Gerçekten bir başyapıt.
Bu sanat türünü kim satın alıyor?
Bu film bir şaheser.
Bu konuşma bir başyapıt.
Böyle muazzam bir şaheseri deliyorlar
Plan bir dolandırıcılık başyapıtıydı.
İnsan gücü, hiç sorun değildi.
Belirtilen fiyat işçilik ücretini içermez.
çünkü çok eski bir şaheser yapıydı
Bu bina mimarın en yüksek başarısıdır.
Sanayi ülkeleri birçok nitelikli işgücüne ihtiyaç duyarlar.

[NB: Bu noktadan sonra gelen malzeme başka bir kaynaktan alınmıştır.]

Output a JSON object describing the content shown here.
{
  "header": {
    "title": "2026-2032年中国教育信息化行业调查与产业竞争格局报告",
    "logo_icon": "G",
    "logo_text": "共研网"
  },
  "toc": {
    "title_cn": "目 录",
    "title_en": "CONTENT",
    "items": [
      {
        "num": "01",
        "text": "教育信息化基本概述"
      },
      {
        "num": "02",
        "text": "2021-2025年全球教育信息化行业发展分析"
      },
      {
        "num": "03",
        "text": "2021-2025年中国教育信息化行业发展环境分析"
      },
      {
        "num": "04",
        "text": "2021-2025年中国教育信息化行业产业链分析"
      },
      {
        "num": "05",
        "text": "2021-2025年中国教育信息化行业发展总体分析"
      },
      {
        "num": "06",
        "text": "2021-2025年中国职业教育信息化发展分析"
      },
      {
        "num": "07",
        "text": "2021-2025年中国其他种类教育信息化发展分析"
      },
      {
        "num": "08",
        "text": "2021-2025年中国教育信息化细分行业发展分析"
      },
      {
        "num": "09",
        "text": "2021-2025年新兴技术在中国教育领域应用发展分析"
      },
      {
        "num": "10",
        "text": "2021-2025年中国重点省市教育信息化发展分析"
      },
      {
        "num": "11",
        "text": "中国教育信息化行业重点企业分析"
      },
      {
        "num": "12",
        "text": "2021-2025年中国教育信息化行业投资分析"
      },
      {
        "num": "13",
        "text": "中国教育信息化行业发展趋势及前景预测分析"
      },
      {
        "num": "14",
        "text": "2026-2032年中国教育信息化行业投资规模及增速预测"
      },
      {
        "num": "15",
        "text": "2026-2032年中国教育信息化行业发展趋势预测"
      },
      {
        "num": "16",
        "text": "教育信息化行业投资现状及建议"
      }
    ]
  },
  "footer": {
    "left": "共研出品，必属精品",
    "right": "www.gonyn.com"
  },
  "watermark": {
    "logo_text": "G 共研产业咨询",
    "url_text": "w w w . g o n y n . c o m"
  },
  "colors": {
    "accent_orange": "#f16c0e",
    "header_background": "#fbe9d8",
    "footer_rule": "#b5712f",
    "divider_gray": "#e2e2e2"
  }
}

yalnız şirketler tabii ki daha ucuz iş gücünü tercih eder.
öğretmenler gelecek nesil sizin eseriniz olacaktır
İşgücü sıkıntısı bizim için büyük bir sorun oluşturur.
Başyapıtlar yalnızca başarılı denemelerdir.
o da bir şaheserdi fakat ayakta kalamadı
Şirket kâr payını arttırmak için ucuz iş gücü kullanıyor.
Salman Rüşdi'nin “Şeytan Ayetleri” modern edebiyatın gerçek başyapıtıdır.
Bu resmi bir sanat eseri olduğu için değil ama cazibesi olduğundan dolayı beğeniyorum.